Sans doute l'auteur s'est beaucoup amusé, écrivant en québécois, instillant dans l'histoire un personnage secondaire nommé Alexandre Jardin, centré sur ses histoires de famille et en train d'écrire Des gens très bien,s'ingéniant à multiplier les intrigues comme dans le roman populaire du XIXe siècle, car déclare-t-il, « je ne crois pas qu'on puisse écrire un roman en 2014 de la même manière que j'écrivais Le Zèbre en 1988. »
Une histoire qui n'arrive qu'aux autres (ou presque) : le jour de son mariage avec sa dulcinée, César flashe sur sa soeur cadette Hannah. Dilemme cornélien entre tous. D'un réalisme à toute épreuve et quelque peu goujat quand même, il lui fait la proposition malhonnête de s'aimer "juste une fois", « aimons-nous juste une fois et tu choisis le moment », histoire de ne rien regretter mais résigné à l'attendre le temps qu'il faudra.
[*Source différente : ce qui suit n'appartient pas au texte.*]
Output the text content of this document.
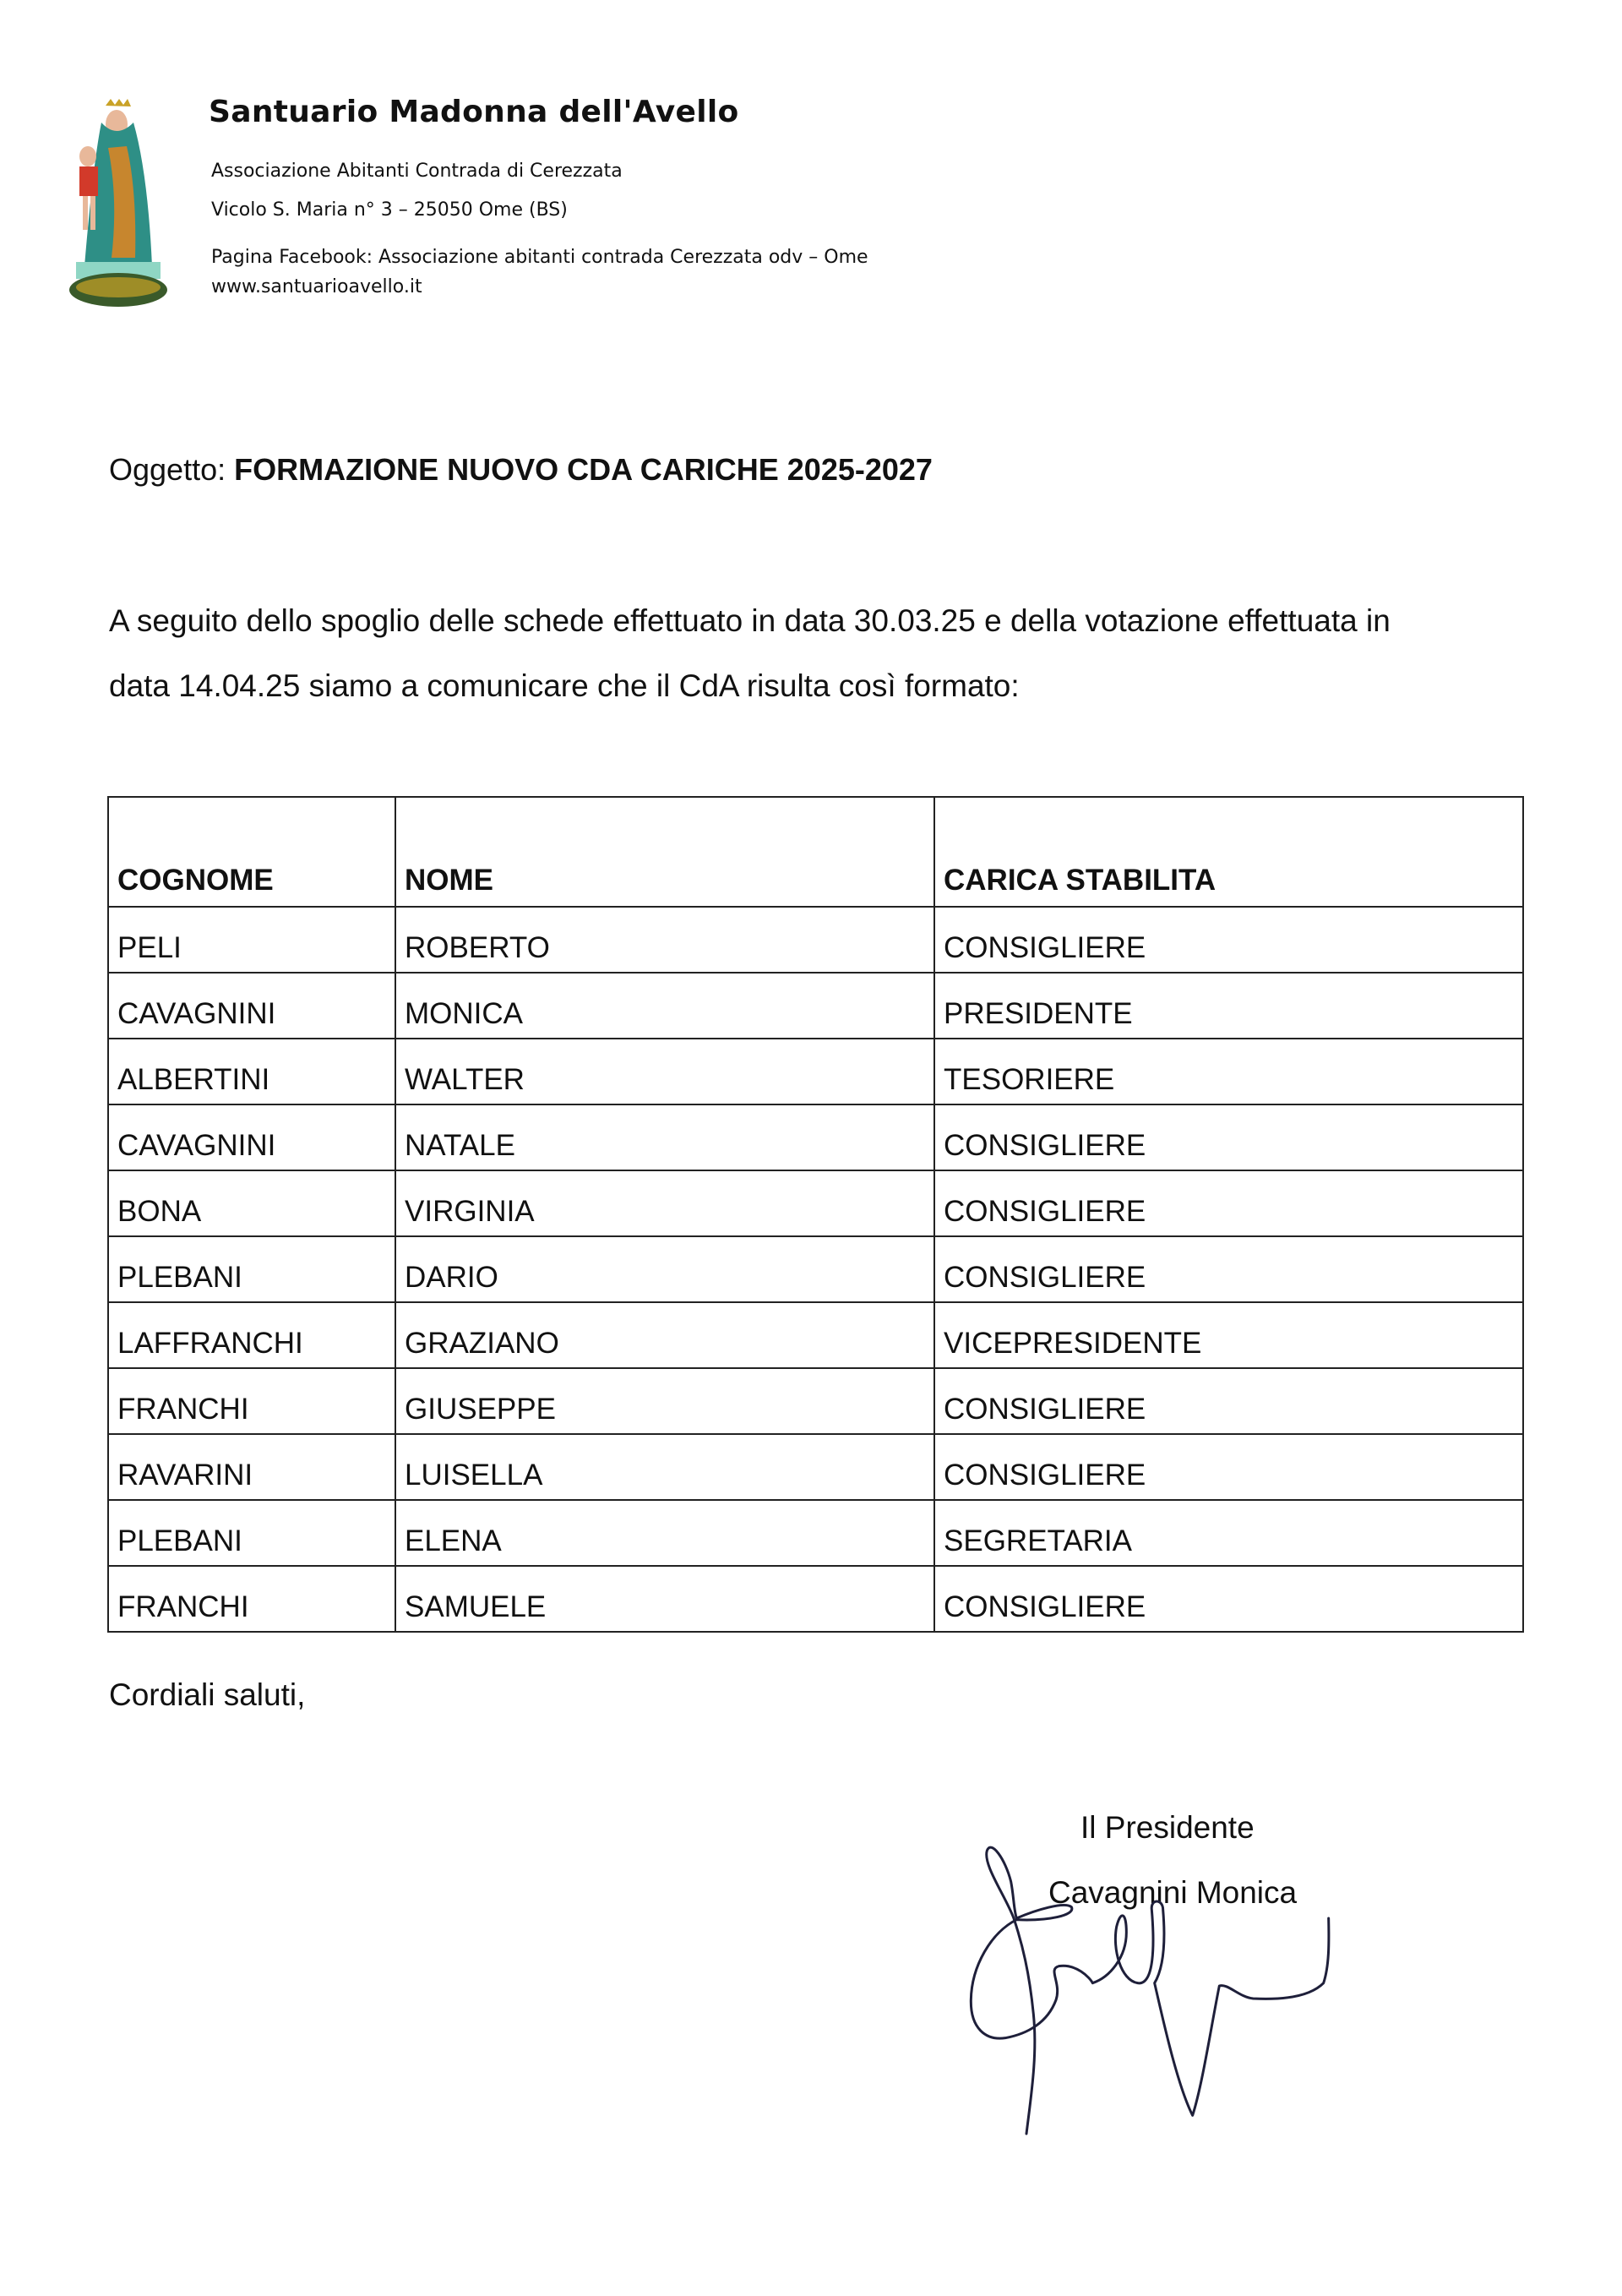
Santuario Madonna dell'Avello
Associazione Abitanti Contrada di Cerezzata
Vicolo S. Maria n° 3 – 25050 Ome (BS)
Pagina Facebook: Associazione abitanti contrada Cerezzata odv – Ome
www.santuarioavello.it
Oggetto: FORMAZIONE NUOVO CDA CARICHE 2025-2027
A seguito dello spoglio delle schede effettuato in data 30.03.25 e della votazione effettuata in
data 14.04.25 siamo a comunicare che il CdA risulta così formato:
COGNOME	NOME	CARICA STABILITA
PELI	ROBERTO	CONSIGLIERE
CAVAGNINI	MONICA	PRESIDENTE
ALBERTINI	WALTER	TESORIERE
CAVAGNINI	NATALE	CONSIGLIERE
BONA	VIRGINIA	CONSIGLIERE
PLEBANI	DARIO	CONSIGLIERE
LAFFRANCHI	GRAZIANO	VICEPRESIDENTE
FRANCHI	GIUSEPPE	CONSIGLIERE
RAVARINI	LUISELLA	CONSIGLIERE
PLEBANI	ELENA	SEGRETARIA
FRANCHI	SAMUELE	CONSIGLIERE
Cordiali saluti,
Il Presidente
Cavagnini Monica
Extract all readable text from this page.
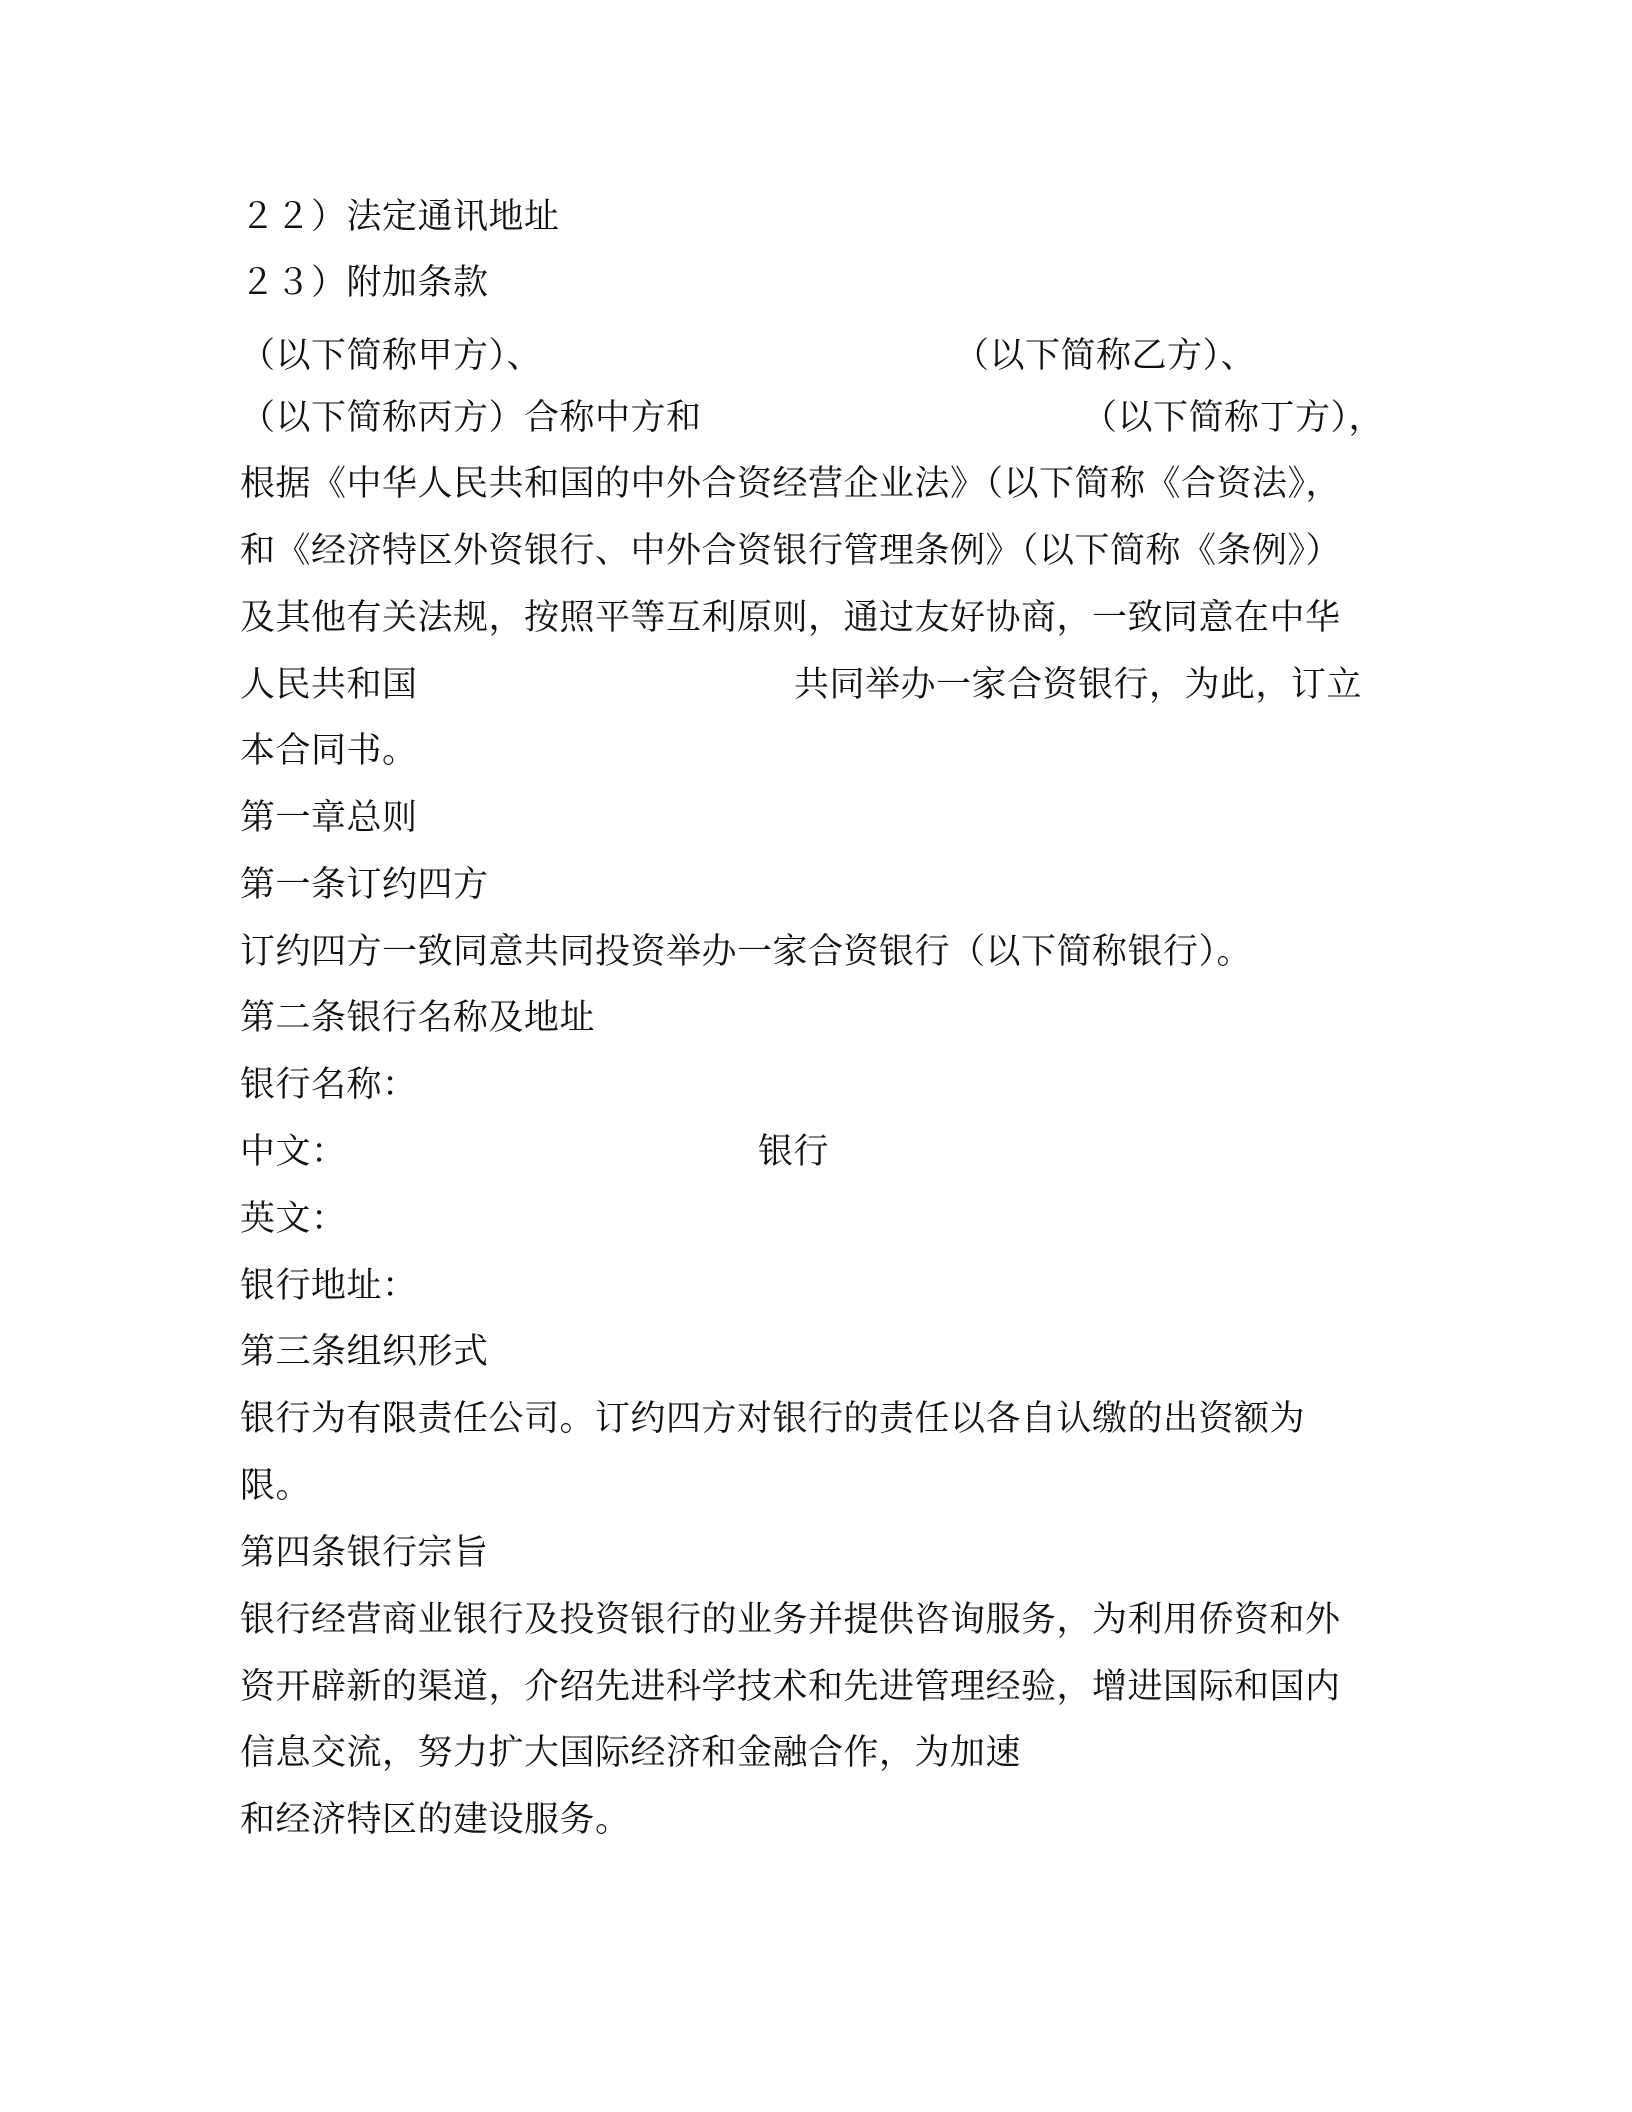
２２）法定通讯地址
２３）附加条款
（以下简称甲方）、	（以下简称乙方）、
（以下简称丙方）合称中方和	（以下简称丁方），
根据《中华人民共和国的中外合资经营企业法》（以下简称《合资法》，
和《经济特区外资银行、中外合资银行管理条例》（以下简称《条例》）
及其他有关法规，按照平等互利原则，通过友好协商，一致同意在中华
人民共和国	共同举办一家合资银行，为此，订立
本合同书。
第一章总则
第一条订约四方
订约四方一致同意共同投资举办一家合资银行（以下简称银行）。
第二条银行名称及地址
银行名称：
中文：	银行
英文：
银行地址：
第三条组织形式
银行为有限责任公司。订约四方对银行的责任以各自认缴的出资额为
限。
第四条银行宗旨
银行经营商业银行及投资银行的业务并提供咨询服务，为利用侨资和外
资开辟新的渠道，介绍先进科学技术和先进管理经验，增进国际和国内
信息交流，努力扩大国际经济和金融合作，为加速
和经济特区的建设服务。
Quinze ans s'écoulent avant qu'ils ne se revoient au bord d'un lac québécois, le lac Masson, peu de temps avant le mariage d'Hannah. Mais avec les années, César a changé, il ne croit plus gère au romantisme absolu de la passion, et Hannah elle-même a renoncé à l'absolu de l'amour. Eux qui avaient lors de leur premier rencontre une mentalité très différente, se sont sans le savoir beaucoup rapproché.
Mais avec Alexandre jardin, rien n'est simple... et les sentiments si volatiles. Comme il le dit dans une interview : « il n'est pas possible de claquer la porte à l'éblouissement! Parce qu'on claque la porte à la vie. Et qu'on le sait bien au fond.»
(interview de Marie-Christine Blais, La Presse, 27/09/2014)
L'auteur à Ste-Marguerite-du-lac-Masson (Québec)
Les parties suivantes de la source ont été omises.